Coulomb interaction and transient charging of excited states in open nanosystems

TL;DR

This paper investigates how electron-electron Coulomb interactions influence time-dependent current flow in open nanosystems, revealing transient excited state activity indicative of Coulomb blockade effects.

Contribution

It introduces a method to analyze transient electron dynamics in nanosystems considering Coulomb interactions using generalized master equations and exact diagonalization.

Findings

Excited states are more active than the ground state during transients.

Coulomb blockade manifests as dynamical signatures in transient regimes.

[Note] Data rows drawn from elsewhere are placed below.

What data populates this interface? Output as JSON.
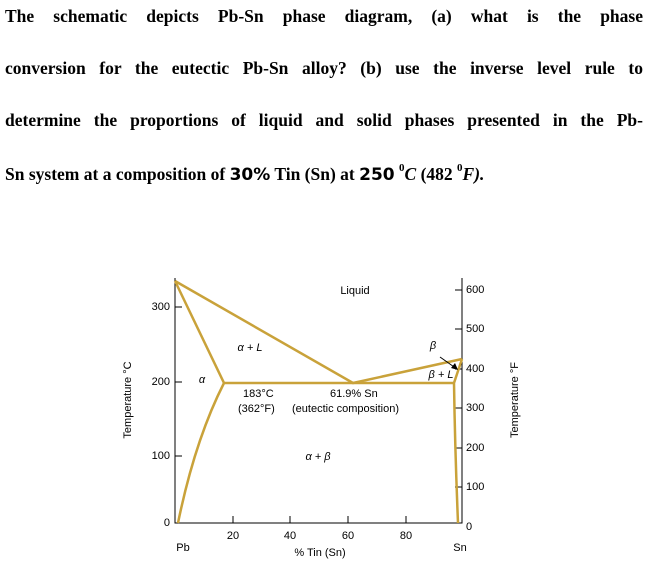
{
  "question": {
    "lines": [
      "The schematic depicts Pb-Sn phase diagram, (a) what is the phase",
      "conversion for the eutectic Pb-Sn alloy? (b) use the inverse level rule to",
      "determine the proportions of liquid and solid phases presented in the Pb-"
    ],
    "last_line": [
      "Sn system at a composition of ",
      "30%",
      " Tin (Sn) at ",
      "250",
      "0",
      "C",
      " (482 ",
      "0",
      "F)."
    ]
  },
  "diagram": {
    "y_axis_title": "Temperature °C",
    "y2_axis_title": "Temperature °F",
    "x_axis_title": "% Tin (Sn)",
    "y_tick_labels": [
      "300",
      "200",
      "100",
      "0"
    ],
    "y2_tick_labels": [
      "600",
      "500",
      "400",
      "300",
      "200",
      "100",
      "0"
    ],
    "x_tick_labels": [
      "Pb",
      "20",
      "40",
      "60",
      "80",
      "Sn"
    ],
    "regions": {
      "liquid": "Liquid",
      "alpha_liquid": "α + L",
      "alpha": "α",
      "beta": "β",
      "beta_liquid": "β + L",
      "alpha_beta": "α + β"
    },
    "eutectic": {
      "temp_c": "183°C",
      "temp_f": "(362°F)",
      "composition": "61.9% Sn",
      "note": "(eutectic composition)"
    }
  }
}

Different sample models show consistent Coulomb interaction effects.

Abstract

We obtain and analyze the effect of electron-electron Coulomb interaction on the time dependent current flowing through a mesoscopic system connected to biased semi-infinite leads. We assume the contact is gradually switched on in time and we calculate the time dependent reduced density operator of the sample using the generalized master equation. The many-electron states (MES) of the isolated sample are derived with the exact diagonalization method. The chemical potentials of the two leads create a bias window which determines which MES are relevant to the charging and discharging of the sample and to the currents, during the transient or steady states. We discuss the contribution of the MES with fixed number of electrons N and we find that in the transient regime there are excited states more active than the ground state even for N=1. This is a dynamical signature of the Coulomb blockade phenomenon. We discuss numerical results for three sample models: short 1D chain, 2D lattice, and 2D parabolic quantum wire.